La reazione adirata degli astanti scatta immediatamente (v. 54), interrompendo le parole del martire, il quale nel frattempo, ricevendo una visione celeste, può concludere il suo discorso, confessando l’esaltazione di Cristo in cielo alla destra di Dio (vv. 55-56). Gli aspetti più sconvolgenti dell’invettiva di Stefano contro “gli uccisori di Cristo”, vanno spiegati col commento [v. punto b)] che già abbiamo fatto nel commento a Luca16.

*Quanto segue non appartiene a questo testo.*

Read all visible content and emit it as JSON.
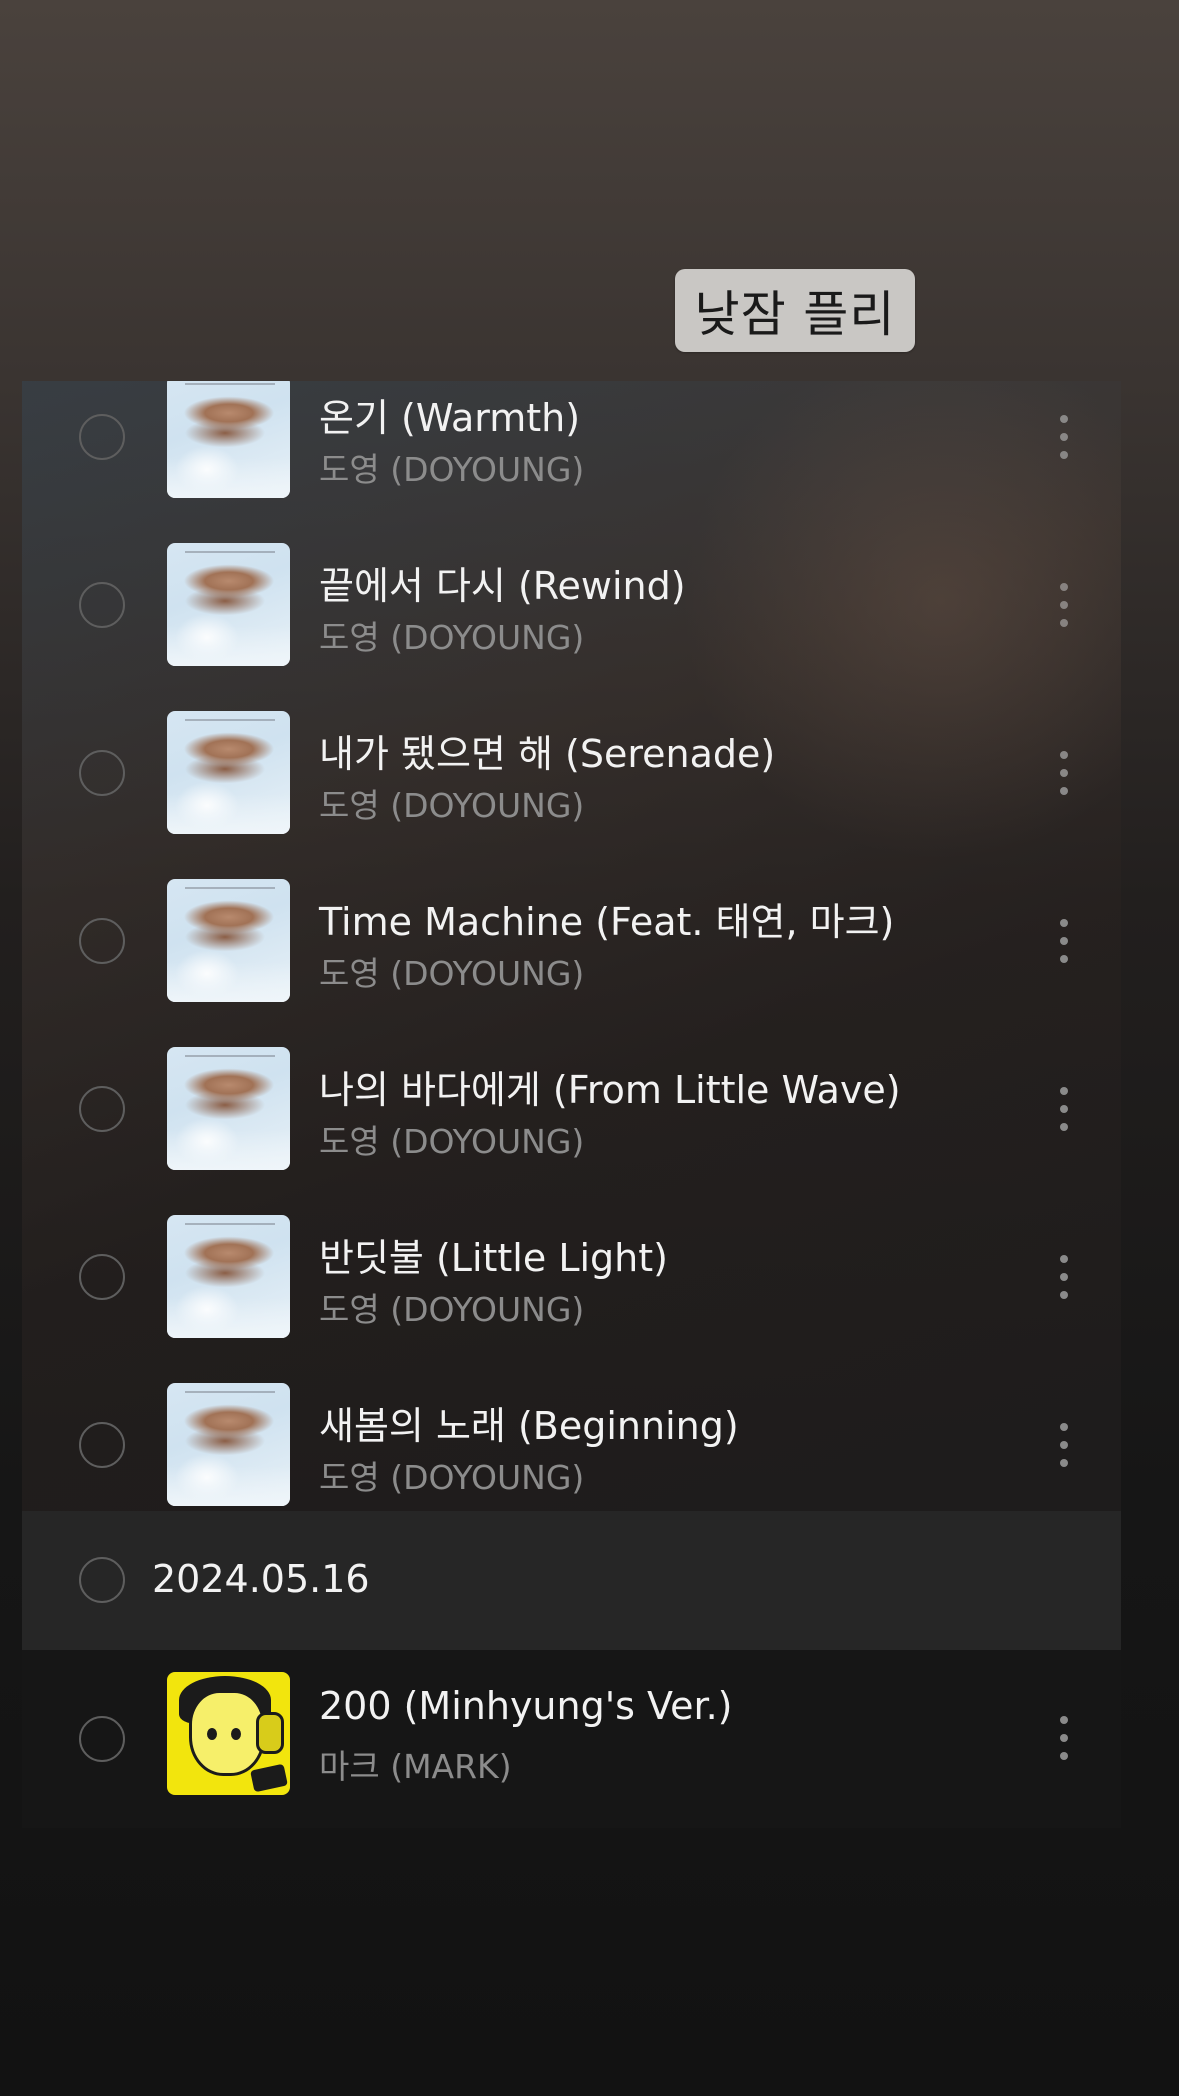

L’invettiva di Stefano è nello stile degli antichi profeti, non meno duri nei riguardi del loro popolo, ma certo non miranti al rinnegamento d’Israele, bensì alla sua conversione. Quel movimento giudaico che si era stretto attorno alla fede in Gesù Cristo e che diventerà solo più tardi un’altra religione, voleva in realtà ricondurre i propri correligionari a quella che per essi era l’autentica fede ebraica. La fede in Gesù è il criterio fondamentale e unico di discrimine tra l’ebraismo e il cristianesimo: su questo non si può discutere, perché implica un’opzione di fede. Tuttavia, la parentela fin dalle origini delle due testimonianze religiose, quella ebraica e quella cristiana, è innegabile; inoltre, l’amore con tutto se stessi nei riguardi dell’unico Dio (Dt 6,4-5), dev’essere la fonte perenne dell’apertura reciproca, del rispetto e dell’amore vicendevole.